In the south, the Iskandar Development Region (IDR, above) is already home to five key industry clusters: electrical and electronics, petro and oleo chemical, food and agro processing, logistics and tourism. But the government is working to cultivate four new clusters: health services, education services, financial services and creative industries. Much of the IDR's advantage lies in its proximity to Singapore, providing potential investors there an alternative, lower-cost location with access to a range of highly developed port facilities.

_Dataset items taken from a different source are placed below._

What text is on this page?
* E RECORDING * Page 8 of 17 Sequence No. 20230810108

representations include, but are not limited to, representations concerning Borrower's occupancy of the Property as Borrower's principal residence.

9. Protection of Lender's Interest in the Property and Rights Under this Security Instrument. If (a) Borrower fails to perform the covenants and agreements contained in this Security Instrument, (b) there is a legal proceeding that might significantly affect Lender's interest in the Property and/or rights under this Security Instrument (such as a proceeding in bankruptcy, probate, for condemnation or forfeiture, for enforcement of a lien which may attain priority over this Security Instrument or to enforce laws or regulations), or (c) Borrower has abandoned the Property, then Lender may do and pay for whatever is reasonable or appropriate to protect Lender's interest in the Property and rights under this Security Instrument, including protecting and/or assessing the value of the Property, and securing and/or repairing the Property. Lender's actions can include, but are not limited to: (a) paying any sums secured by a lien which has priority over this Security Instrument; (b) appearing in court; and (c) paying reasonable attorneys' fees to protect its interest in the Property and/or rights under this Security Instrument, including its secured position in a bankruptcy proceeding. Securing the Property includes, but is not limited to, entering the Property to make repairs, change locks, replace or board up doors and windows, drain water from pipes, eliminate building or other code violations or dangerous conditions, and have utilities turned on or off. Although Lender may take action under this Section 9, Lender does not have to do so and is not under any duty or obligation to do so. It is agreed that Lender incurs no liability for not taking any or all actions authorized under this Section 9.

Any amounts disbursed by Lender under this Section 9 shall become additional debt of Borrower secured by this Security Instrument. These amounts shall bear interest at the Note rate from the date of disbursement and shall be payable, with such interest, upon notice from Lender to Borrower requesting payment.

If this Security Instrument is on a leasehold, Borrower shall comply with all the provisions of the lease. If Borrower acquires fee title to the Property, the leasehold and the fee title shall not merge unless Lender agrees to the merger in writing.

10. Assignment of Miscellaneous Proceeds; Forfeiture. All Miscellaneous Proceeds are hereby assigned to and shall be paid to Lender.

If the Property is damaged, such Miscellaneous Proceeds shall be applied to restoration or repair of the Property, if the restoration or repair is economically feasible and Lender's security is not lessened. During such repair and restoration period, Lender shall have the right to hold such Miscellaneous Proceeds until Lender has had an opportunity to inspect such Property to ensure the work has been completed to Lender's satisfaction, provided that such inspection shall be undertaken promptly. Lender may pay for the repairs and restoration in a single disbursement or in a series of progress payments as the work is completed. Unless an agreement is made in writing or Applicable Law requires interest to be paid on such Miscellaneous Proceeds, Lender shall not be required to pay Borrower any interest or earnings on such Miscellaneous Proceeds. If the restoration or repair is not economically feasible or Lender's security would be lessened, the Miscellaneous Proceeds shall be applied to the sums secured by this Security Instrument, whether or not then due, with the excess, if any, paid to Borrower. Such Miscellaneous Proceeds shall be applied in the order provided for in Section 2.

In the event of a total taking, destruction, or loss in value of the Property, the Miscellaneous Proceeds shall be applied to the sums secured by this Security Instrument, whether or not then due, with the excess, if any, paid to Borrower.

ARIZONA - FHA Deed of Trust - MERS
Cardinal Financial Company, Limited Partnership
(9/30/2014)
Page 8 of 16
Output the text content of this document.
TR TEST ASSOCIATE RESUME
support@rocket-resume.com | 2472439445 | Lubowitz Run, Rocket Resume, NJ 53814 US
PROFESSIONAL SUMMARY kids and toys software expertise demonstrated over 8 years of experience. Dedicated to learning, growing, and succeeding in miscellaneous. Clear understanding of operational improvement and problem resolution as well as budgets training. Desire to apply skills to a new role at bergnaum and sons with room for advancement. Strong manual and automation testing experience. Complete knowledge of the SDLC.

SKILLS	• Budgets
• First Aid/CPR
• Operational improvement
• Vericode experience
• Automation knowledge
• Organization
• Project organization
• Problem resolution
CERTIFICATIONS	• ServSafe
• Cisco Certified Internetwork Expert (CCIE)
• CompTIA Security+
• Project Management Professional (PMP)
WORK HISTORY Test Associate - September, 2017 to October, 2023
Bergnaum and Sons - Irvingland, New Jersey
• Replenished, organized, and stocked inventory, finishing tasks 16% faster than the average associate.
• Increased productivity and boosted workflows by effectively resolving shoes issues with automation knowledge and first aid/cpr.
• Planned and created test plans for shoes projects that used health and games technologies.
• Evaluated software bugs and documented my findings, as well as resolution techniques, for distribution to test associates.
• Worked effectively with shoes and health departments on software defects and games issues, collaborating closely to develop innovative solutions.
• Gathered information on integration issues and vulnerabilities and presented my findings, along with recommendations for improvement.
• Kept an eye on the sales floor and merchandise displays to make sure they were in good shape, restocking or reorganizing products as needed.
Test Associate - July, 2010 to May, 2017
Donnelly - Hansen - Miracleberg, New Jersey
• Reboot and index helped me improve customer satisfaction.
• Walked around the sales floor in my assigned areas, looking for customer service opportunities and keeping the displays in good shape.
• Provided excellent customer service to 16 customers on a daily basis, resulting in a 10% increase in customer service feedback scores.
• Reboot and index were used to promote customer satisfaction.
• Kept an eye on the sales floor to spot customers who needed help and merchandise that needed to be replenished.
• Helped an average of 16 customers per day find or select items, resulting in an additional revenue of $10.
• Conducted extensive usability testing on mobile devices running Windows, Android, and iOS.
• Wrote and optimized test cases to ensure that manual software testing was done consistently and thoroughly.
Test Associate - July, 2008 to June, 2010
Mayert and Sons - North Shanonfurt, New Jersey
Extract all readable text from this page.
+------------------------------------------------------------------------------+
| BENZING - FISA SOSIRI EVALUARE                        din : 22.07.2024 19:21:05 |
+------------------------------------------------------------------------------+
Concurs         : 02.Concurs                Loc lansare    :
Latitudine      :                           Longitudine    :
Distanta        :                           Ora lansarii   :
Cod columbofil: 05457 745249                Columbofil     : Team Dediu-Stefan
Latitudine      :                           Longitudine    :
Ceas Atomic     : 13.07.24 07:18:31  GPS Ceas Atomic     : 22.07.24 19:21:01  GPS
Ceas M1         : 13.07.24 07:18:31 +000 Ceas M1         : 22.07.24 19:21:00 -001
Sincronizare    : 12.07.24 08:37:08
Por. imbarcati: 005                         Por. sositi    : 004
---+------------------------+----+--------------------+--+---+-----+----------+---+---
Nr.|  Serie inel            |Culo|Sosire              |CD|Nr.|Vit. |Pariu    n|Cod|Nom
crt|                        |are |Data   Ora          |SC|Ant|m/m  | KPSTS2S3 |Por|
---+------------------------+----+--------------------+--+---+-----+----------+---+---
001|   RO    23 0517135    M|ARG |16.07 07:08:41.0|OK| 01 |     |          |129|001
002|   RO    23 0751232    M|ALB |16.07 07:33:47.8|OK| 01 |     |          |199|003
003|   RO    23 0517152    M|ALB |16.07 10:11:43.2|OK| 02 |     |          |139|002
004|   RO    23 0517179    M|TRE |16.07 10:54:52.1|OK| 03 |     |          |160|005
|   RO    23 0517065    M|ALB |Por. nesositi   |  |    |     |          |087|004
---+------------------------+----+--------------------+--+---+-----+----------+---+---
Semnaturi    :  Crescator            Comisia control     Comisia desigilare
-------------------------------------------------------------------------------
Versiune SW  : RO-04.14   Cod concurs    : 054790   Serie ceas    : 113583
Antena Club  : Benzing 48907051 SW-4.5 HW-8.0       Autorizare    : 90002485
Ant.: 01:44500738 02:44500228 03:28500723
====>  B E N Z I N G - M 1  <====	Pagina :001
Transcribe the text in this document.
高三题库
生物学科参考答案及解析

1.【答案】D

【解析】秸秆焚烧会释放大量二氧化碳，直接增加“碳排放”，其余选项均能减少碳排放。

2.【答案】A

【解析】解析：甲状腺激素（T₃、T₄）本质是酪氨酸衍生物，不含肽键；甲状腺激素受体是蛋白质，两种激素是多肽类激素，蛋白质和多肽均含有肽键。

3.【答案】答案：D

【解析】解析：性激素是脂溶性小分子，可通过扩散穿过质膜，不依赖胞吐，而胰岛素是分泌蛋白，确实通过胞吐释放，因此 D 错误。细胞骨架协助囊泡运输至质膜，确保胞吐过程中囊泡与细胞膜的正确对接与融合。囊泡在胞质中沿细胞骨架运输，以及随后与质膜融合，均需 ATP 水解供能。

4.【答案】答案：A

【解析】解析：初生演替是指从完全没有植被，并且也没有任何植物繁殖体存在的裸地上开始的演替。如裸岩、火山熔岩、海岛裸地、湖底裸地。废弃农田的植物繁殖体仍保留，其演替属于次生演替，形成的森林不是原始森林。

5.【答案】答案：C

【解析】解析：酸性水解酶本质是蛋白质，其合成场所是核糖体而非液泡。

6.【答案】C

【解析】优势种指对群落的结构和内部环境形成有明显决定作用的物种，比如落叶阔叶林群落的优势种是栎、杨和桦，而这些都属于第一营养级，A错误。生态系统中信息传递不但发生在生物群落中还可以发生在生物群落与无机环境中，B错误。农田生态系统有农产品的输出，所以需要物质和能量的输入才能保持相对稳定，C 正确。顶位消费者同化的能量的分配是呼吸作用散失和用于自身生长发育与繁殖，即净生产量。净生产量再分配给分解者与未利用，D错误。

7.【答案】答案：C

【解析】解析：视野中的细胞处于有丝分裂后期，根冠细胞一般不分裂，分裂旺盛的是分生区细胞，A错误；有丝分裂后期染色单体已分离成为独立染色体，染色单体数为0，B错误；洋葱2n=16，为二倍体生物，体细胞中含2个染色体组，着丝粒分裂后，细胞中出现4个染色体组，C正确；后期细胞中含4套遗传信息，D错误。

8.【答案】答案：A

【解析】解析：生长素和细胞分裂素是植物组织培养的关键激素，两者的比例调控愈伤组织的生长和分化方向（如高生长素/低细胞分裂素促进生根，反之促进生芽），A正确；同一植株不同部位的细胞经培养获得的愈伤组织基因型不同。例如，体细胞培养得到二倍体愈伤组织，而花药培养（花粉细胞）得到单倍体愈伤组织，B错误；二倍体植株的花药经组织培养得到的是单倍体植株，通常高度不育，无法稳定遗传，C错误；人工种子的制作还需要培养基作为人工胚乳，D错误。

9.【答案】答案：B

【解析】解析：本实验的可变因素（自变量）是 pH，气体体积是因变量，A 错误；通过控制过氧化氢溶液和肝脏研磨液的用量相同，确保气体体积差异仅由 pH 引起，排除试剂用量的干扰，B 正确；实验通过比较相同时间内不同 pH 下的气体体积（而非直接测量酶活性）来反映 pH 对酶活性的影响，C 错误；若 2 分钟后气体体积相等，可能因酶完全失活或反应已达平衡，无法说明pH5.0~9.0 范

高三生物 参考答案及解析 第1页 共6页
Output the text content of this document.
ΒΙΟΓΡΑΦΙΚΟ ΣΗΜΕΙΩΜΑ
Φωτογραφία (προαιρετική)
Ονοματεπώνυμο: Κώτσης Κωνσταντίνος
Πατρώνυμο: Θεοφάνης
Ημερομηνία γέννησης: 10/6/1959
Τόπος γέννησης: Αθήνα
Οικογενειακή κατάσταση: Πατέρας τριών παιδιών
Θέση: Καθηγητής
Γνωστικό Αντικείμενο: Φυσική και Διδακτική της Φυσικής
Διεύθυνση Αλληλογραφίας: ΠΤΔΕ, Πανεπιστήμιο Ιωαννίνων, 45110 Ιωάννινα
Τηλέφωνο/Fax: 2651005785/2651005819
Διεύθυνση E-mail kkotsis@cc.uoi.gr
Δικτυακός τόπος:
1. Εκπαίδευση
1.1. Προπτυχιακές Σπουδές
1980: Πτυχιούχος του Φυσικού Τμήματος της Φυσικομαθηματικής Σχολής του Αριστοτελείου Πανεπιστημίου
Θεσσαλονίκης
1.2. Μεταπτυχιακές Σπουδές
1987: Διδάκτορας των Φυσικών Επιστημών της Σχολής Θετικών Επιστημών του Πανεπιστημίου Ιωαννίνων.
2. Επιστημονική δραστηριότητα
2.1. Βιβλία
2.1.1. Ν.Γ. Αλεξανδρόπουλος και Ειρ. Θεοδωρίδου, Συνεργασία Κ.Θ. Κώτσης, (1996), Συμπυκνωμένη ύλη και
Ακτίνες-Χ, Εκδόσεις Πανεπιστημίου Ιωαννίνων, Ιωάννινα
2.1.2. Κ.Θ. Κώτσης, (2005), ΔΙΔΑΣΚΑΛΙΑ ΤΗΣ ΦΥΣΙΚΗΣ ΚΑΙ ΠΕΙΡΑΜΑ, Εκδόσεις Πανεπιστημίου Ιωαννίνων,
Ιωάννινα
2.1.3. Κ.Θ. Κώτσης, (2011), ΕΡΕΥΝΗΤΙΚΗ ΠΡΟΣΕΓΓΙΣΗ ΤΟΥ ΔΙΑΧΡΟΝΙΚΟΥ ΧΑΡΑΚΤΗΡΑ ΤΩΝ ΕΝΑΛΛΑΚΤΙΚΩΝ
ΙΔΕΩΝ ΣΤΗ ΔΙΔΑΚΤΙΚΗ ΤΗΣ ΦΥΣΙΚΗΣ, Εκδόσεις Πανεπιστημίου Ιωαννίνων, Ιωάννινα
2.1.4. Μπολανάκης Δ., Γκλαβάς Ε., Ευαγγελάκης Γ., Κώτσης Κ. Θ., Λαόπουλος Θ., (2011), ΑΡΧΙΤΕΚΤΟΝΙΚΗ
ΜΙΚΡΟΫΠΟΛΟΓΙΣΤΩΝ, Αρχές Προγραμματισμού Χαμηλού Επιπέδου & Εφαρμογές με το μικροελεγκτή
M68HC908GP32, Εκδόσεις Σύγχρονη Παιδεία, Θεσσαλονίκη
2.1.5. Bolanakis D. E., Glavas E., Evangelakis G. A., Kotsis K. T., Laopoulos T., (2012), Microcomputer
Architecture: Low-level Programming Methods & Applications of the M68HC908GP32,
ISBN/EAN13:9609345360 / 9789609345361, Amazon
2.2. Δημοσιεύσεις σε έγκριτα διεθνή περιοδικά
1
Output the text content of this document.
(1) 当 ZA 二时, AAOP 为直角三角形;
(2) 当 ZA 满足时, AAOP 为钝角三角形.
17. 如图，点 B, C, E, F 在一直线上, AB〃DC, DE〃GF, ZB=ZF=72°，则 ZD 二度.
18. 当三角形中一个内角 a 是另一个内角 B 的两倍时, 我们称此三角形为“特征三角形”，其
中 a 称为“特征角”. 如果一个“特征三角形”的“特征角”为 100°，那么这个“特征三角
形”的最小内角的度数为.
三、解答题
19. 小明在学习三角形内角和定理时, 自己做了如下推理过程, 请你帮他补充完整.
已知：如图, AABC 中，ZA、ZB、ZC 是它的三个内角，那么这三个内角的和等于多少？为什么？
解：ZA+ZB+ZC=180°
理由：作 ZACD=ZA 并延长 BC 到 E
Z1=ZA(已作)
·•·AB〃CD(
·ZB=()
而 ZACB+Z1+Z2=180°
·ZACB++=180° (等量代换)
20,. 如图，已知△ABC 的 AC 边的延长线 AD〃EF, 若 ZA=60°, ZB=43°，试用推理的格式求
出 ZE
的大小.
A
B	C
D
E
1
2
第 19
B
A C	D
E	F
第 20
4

One company investing in both Singapore and Malaysia is Munich, Germany-based memory chip supplier
Qimonda, carved out from Infineon Technologies (another prominent Malaysian investor) in 2006. In March 2007, it announced a $220-million, 3,000-employee investment in Johor, Malaysia, that will manufacture DRAM modules.
"The new DRAM module facility is a key element of our efforts to optimize our supply chain," said Kin Wah Loh, president and CEO of Qimonda. "It will provide us with higher flexibility and efficiency in our back-end manufacturing. The new facility will be located close to Qimonda's global distribution center in Singapore to reduce inbound and outbound transit times and to achieve favorable lead times."
The company already uses four sites for back-end manufacturing in Malacca, Malaysia; Porto, Portugal; Dresden, Germany; and Suzhou, China, where the company in 2007 announced two facility investments totaling $217 million.
The front end, meanwhile, will receive a $2.9-billion investment in a new 300-mm. chip manufacturing facility in Singapore.
"We are responding to the fast growing DRAM market and are moving closer to our customers in Asia," said Kin. "In addition, we can benefit from local competitive cost structures and manufacturing know-how and, finally, further reduce our exposure to exchange rate fluctuations compared to the U.S. dollar."